T’lar hadn’t heard the word before, but to admit that would be to show weakness. And deities spawned of chaos and blood despised the weak. She nodded and spoke boldly. “I want to learn it. Teach me.”

The Lady Penitent cocked her head. For a moment, her expression seemed melancholic. Almost mortal. “You remind me of someone. A young female, heir to the throne of House Melarn. She asked the same thing, once.”

“What happened to her?” T’lar asked.

The Lady Penitent bared jagged teeth. “She died.”

T’lar refused to be cowed. “She was unworthy, then.”

“Yes,” the Lady Penitent said in a harsh whisper. “She was … weak.” Her lips twisted into a grimace.

T’lar stood firm before the Lady Penitent. “In me, you will find strength. And determination. I journeyed all the way from Guallidurth to do my valsharess’s bidding.”

“Guallidurth? The city with as many sects as an egg sac has hatchlings?”

T’lar felt a sliver of apprehension. The deity was challenging her—testing her faith. Fortunately, T’lar’s commitment was strong. The Temple of the Black Mother was one of the youngŹest in the city. It had splintered away from the Yorn’yathrins a mere six decades ago and had yet to rise to prominence, but rise to prominence it would. Especially under the tutelage of a demigod’s avatar.

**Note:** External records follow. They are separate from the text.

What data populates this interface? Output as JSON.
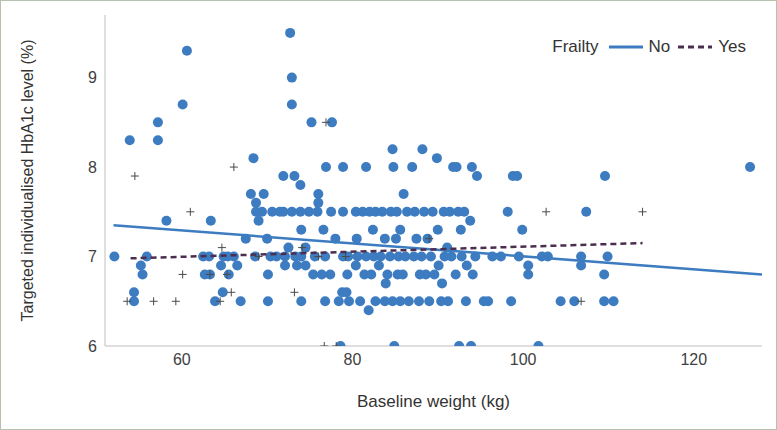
{
  "chart_data": {
    "type": "scatter",
    "x_label": "Baseline weight (kg)",
    "y_label": "Targeted individualised HbA1c level (%)",
    "legend_title": "Frailty",
    "legend": "top-right",
    "grid": false,
    "xlim": [
      51,
      128
    ],
    "xticks": [
      60,
      80,
      100,
      120
    ],
    "ylim": [
      6,
      9.7
    ],
    "yticks": [
      6,
      7,
      8,
      9
    ],
    "series": [
      {
        "name": "No",
        "color": "#3d7cc0",
        "marker": "circle",
        "x": [
          52.1,
          53.9,
          54.4,
          54.4,
          55.2,
          55.4,
          55.9,
          57.2,
          57.2,
          58.2,
          60.1,
          60.6,
          62.5,
          63.2,
          62.7,
          63.4,
          63.3,
          63.9,
          64.6,
          64.8,
          64.9,
          65.4,
          65.5,
          66.1,
          66.5,
          66.9,
          67.5,
          68.1,
          68.4,
          68.6,
          68.7,
          68.7,
          69.0,
          69.4,
          69.6,
          70.0,
          70.1,
          70.1,
          70.4,
          70.6,
          71.1,
          71.5,
          71.9,
          71.9,
          72.1,
          72.1,
          72.5,
          72.7,
          72.9,
          72.9,
          72.9,
          73.2,
          73.3,
          73.5,
          73.9,
          73.9,
          74.0,
          74.0,
          74.0,
          74.5,
          74.5,
          74.9,
          75.2,
          75.4,
          75.6,
          75.9,
          76.0,
          76.0,
          76.4,
          76.6,
          76.8,
          76.8,
          76.9,
          77.4,
          77.6,
          77.5,
          78.0,
          78.4,
          78.6,
          78.8,
          78.9,
          78.9,
          78.9,
          79.3,
          79.4,
          79.5,
          79.6,
          80.4,
          80.4,
          80.5,
          80.6,
          80.9,
          81.2,
          81.4,
          81.6,
          81.6,
          81.9,
          82.0,
          82.2,
          82.4,
          82.5,
          82.7,
          82.7,
          83.1,
          83.3,
          83.5,
          83.8,
          83.8,
          83.9,
          84.1,
          84.4,
          84.5,
          84.7,
          84.7,
          84.8,
          84.9,
          85.1,
          85.2,
          85.3,
          85.4,
          85.6,
          85.6,
          85.9,
          86.0,
          86.2,
          86.4,
          86.6,
          87.0,
          87.2,
          87.3,
          87.5,
          87.8,
          87.9,
          88.1,
          88.2,
          88.4,
          88.6,
          88.8,
          89.0,
          89.2,
          89.4,
          89.6,
          89.9,
          90.0,
          90.1,
          90.4,
          90.5,
          90.7,
          90.8,
          91.1,
          91.2,
          91.4,
          91.6,
          91.8,
          92.1,
          92.2,
          92.4,
          92.5,
          92.7,
          92.8,
          93.1,
          93.3,
          93.4,
          93.8,
          93.9,
          94.0,
          94.1,
          94.4,
          94.6,
          95.4,
          95.9,
          96.4,
          97.4,
          98.2,
          98.6,
          98.8,
          99.3,
          99.5,
          99.9,
          100.6,
          100.6,
          101.8,
          102.2,
          102.9,
          104.4,
          106.0,
          106.8,
          106.8,
          107.4,
          109.5,
          109.5,
          109.6,
          109.9,
          110.6,
          126.6
        ],
        "values": [
          7.0,
          8.3,
          6.5,
          6.6,
          6.9,
          6.8,
          7.0,
          8.5,
          8.3,
          7.4,
          8.7,
          9.3,
          7.0,
          7.0,
          6.8,
          7.4,
          6.8,
          6.5,
          6.9,
          6.6,
          7.0,
          7.0,
          6.8,
          7.0,
          6.9,
          6.5,
          7.2,
          7.7,
          8.1,
          7.0,
          7.5,
          7.6,
          7.4,
          7.5,
          7.7,
          7.2,
          6.8,
          6.5,
          7.0,
          7.5,
          7.0,
          7.5,
          7.9,
          7.5,
          7.0,
          6.9,
          7.1,
          9.5,
          9.0,
          8.7,
          7.5,
          7.9,
          7.0,
          6.9,
          7.5,
          7.8,
          7.3,
          6.5,
          7.0,
          7.1,
          6.9,
          7.5,
          8.5,
          6.8,
          7.0,
          7.5,
          7.6,
          7.7,
          6.8,
          7.3,
          6.5,
          7.0,
          8.0,
          6.8,
          8.5,
          7.5,
          7.2,
          6.5,
          6.0,
          6.6,
          8.0,
          7.5,
          7.0,
          6.6,
          6.8,
          7.0,
          6.5,
          6.9,
          7.5,
          7.2,
          7.0,
          6.5,
          7.5,
          6.8,
          8.0,
          7.0,
          6.4,
          7.5,
          6.8,
          7.3,
          7.0,
          6.5,
          7.5,
          6.9,
          7.0,
          7.5,
          6.5,
          7.2,
          6.7,
          6.8,
          7.0,
          7.5,
          6.5,
          8.2,
          8.0,
          6.0,
          7.2,
          7.5,
          6.8,
          7.0,
          6.5,
          7.3,
          6.8,
          7.7,
          7.0,
          7.5,
          6.5,
          8.0,
          7.0,
          7.5,
          7.2,
          6.5,
          6.8,
          7.0,
          8.2,
          7.5,
          6.8,
          7.2,
          6.5,
          7.0,
          7.5,
          6.8,
          8.1,
          7.3,
          6.9,
          6.5,
          6.7,
          7.5,
          7.0,
          7.1,
          6.5,
          7.5,
          7.0,
          8.0,
          6.8,
          8.0,
          7.5,
          6.0,
          7.3,
          7.0,
          7.5,
          6.5,
          6.9,
          7.4,
          6.0,
          8.0,
          6.8,
          7.0,
          7.9,
          6.5,
          6.5,
          7.0,
          7.0,
          7.5,
          6.5,
          7.9,
          7.9,
          7.0,
          7.3,
          6.9,
          6.8,
          6.0,
          7.0,
          7.0,
          6.5,
          6.5,
          7.0,
          6.9,
          7.5,
          6.5,
          6.8,
          7.9,
          7.0,
          6.5,
          8.0
        ],
        "trend": {
          "color": "#3d7cc0",
          "line_style": "solid",
          "x": [
            52,
            128
          ],
          "values": [
            7.35,
            6.8
          ]
        }
      },
      {
        "name": "Yes",
        "color": "#4a4a4a",
        "marker": "plus",
        "x": [
          53.6,
          54.5,
          56.7,
          59.3,
          60.1,
          61.0,
          63.3,
          64.5,
          64.7,
          65.3,
          65.8,
          66.1,
          69.0,
          73.2,
          74.1,
          76.0,
          76.9,
          76.7,
          78.1,
          79.2,
          89.0,
          102.7,
          106.8,
          114.0
        ],
        "values": [
          6.5,
          7.9,
          6.5,
          6.5,
          6.8,
          7.5,
          6.8,
          6.5,
          7.1,
          6.8,
          6.6,
          8.0,
          7.0,
          6.6,
          7.1,
          7.0,
          8.5,
          6.0,
          6.0,
          7.0,
          7.2,
          7.5,
          6.5,
          7.5
        ],
        "trend": {
          "color": "#4b2d50",
          "line_style": "dashed",
          "x": [
            54,
            114
          ],
          "values": [
            6.98,
            7.15
          ]
        }
      }
    ]
  }
}
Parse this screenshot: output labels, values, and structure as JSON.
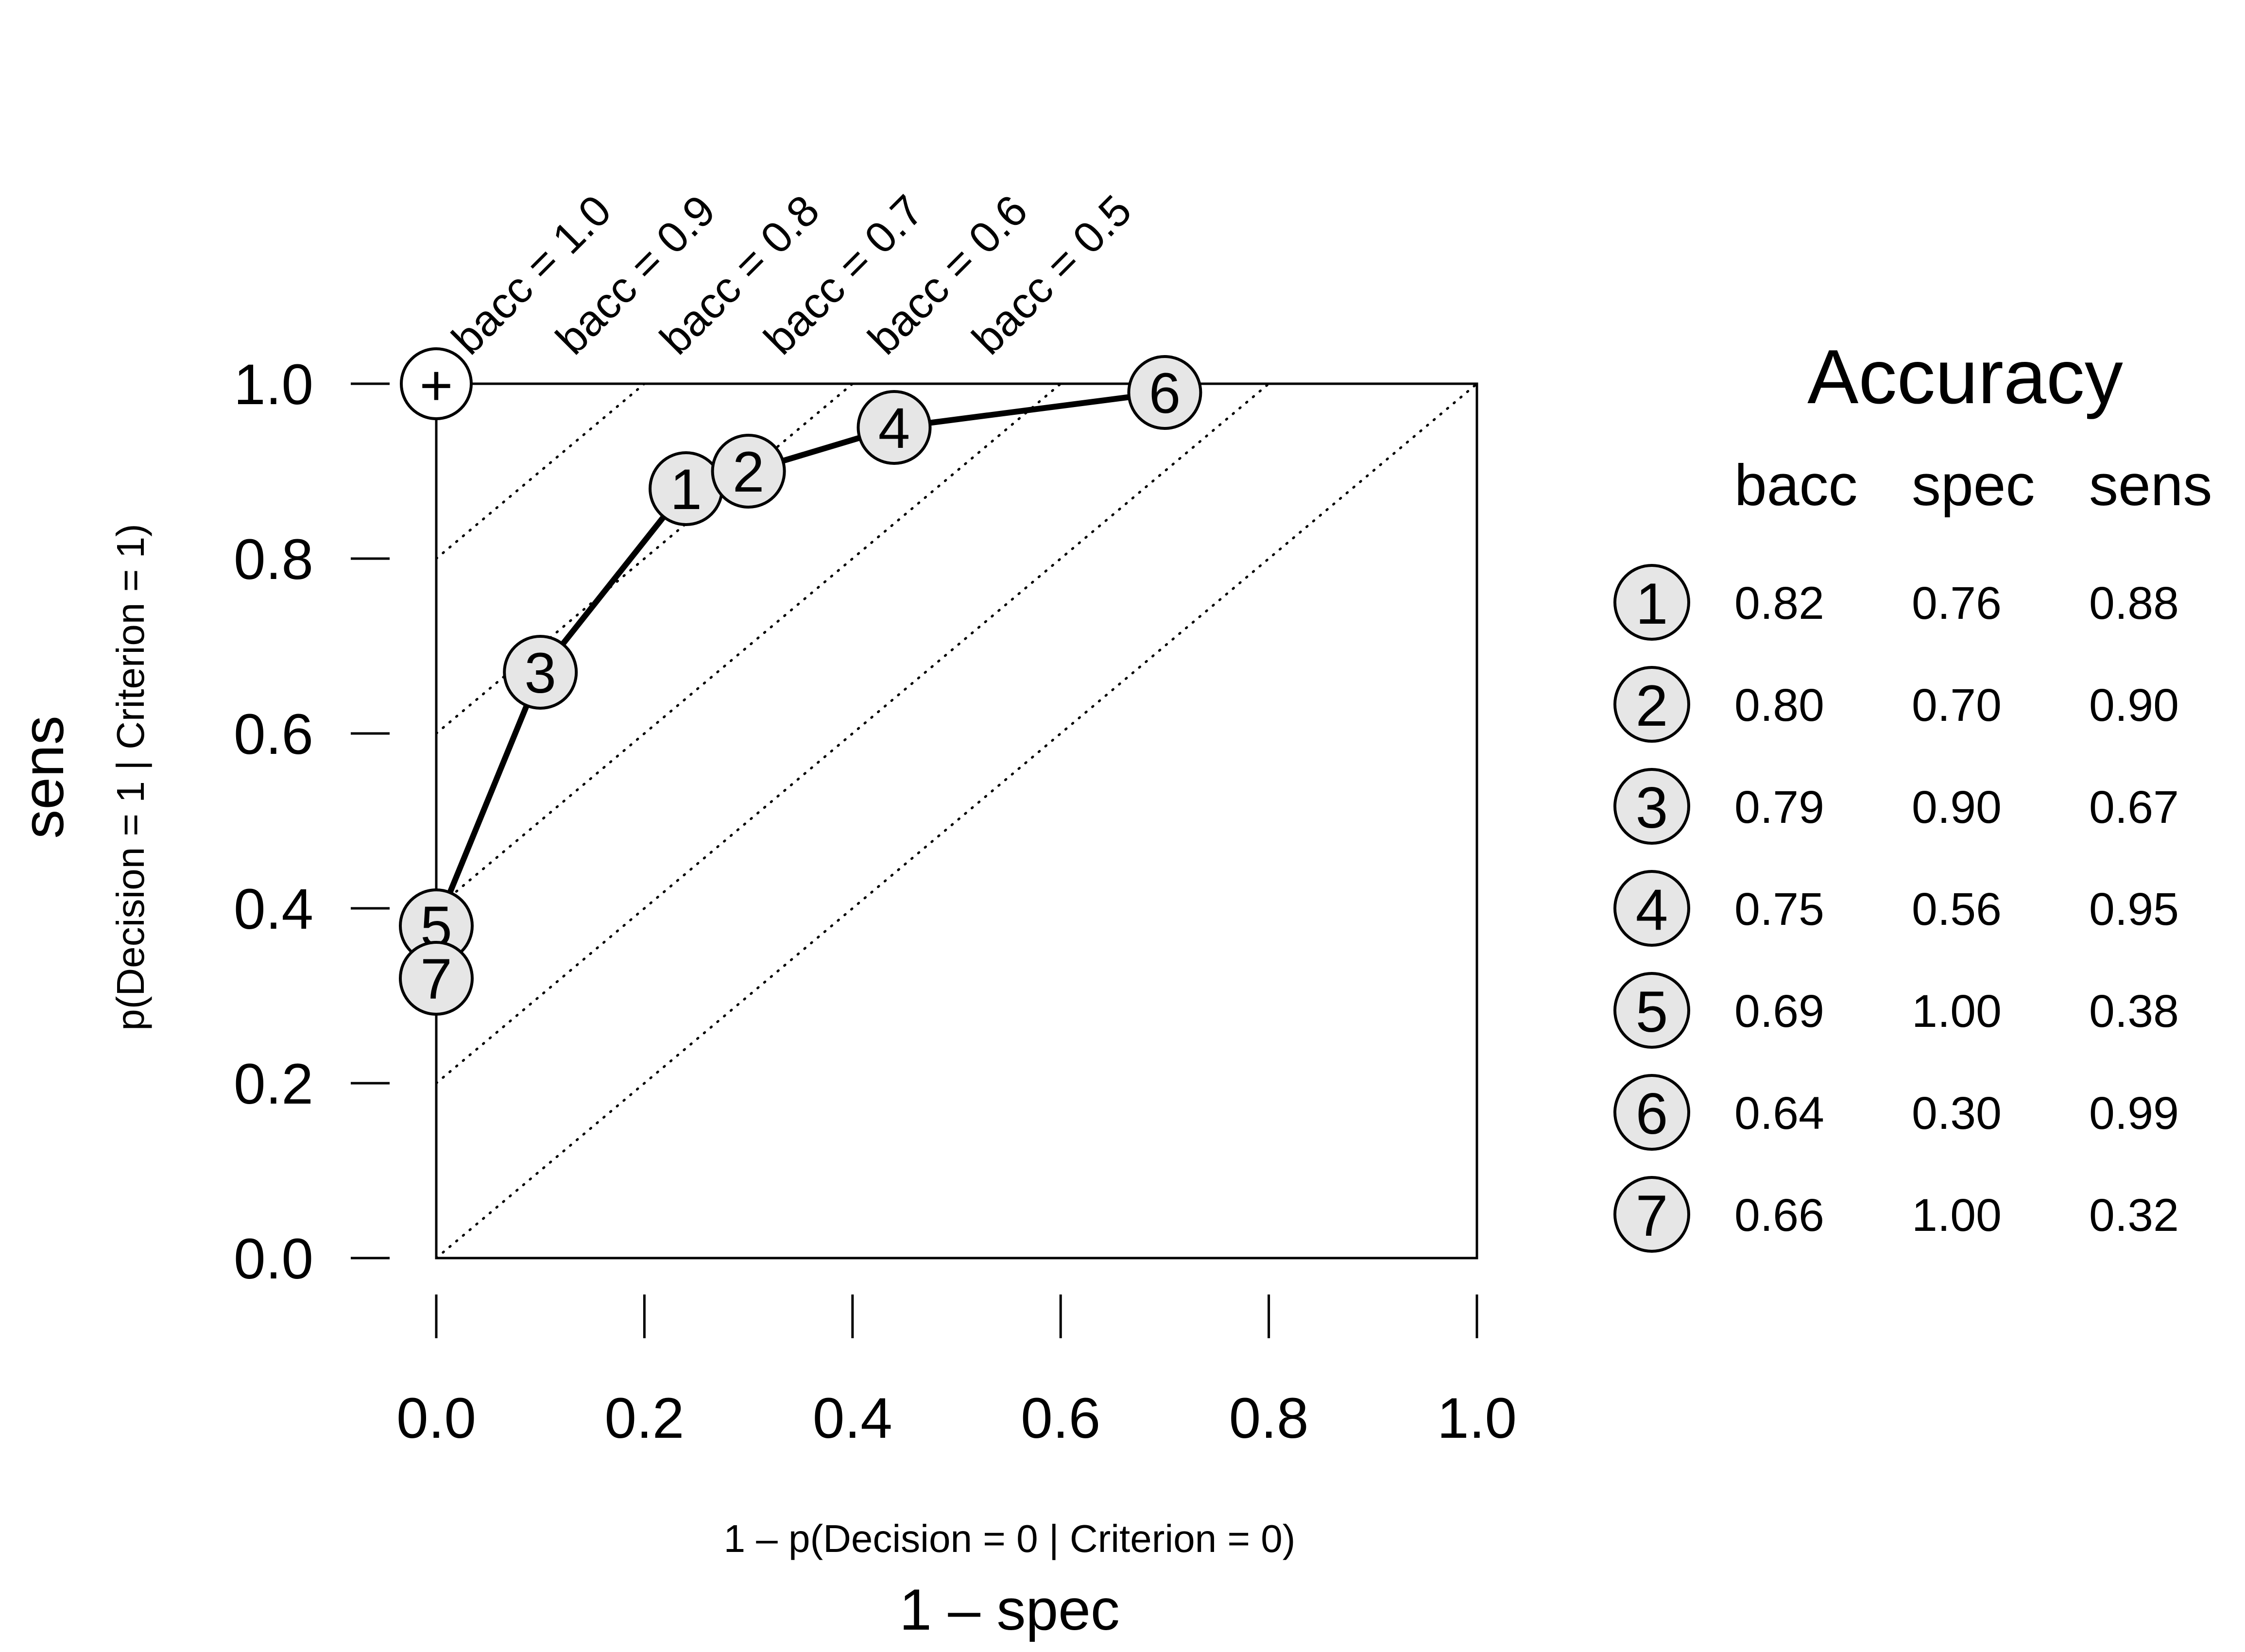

“The priestesses of the Black Mother are fervent in their devotions,” she assured the Lady Penitent. “They will serve you well.”

The avatar lifted an eyebrow. “Will they?” A dark chuckle rose from her throat like a bubble of blood. “Guallidurth,” she whispered, her eyes hungry.

T’lar nodded her head in a bow. “What is your pleasure, Lady Penitent? Shall I return to Guallidurth and announce your birth?”

The Lady Penitent smiled, a feral gleam in her eye. “Yes. Do that.”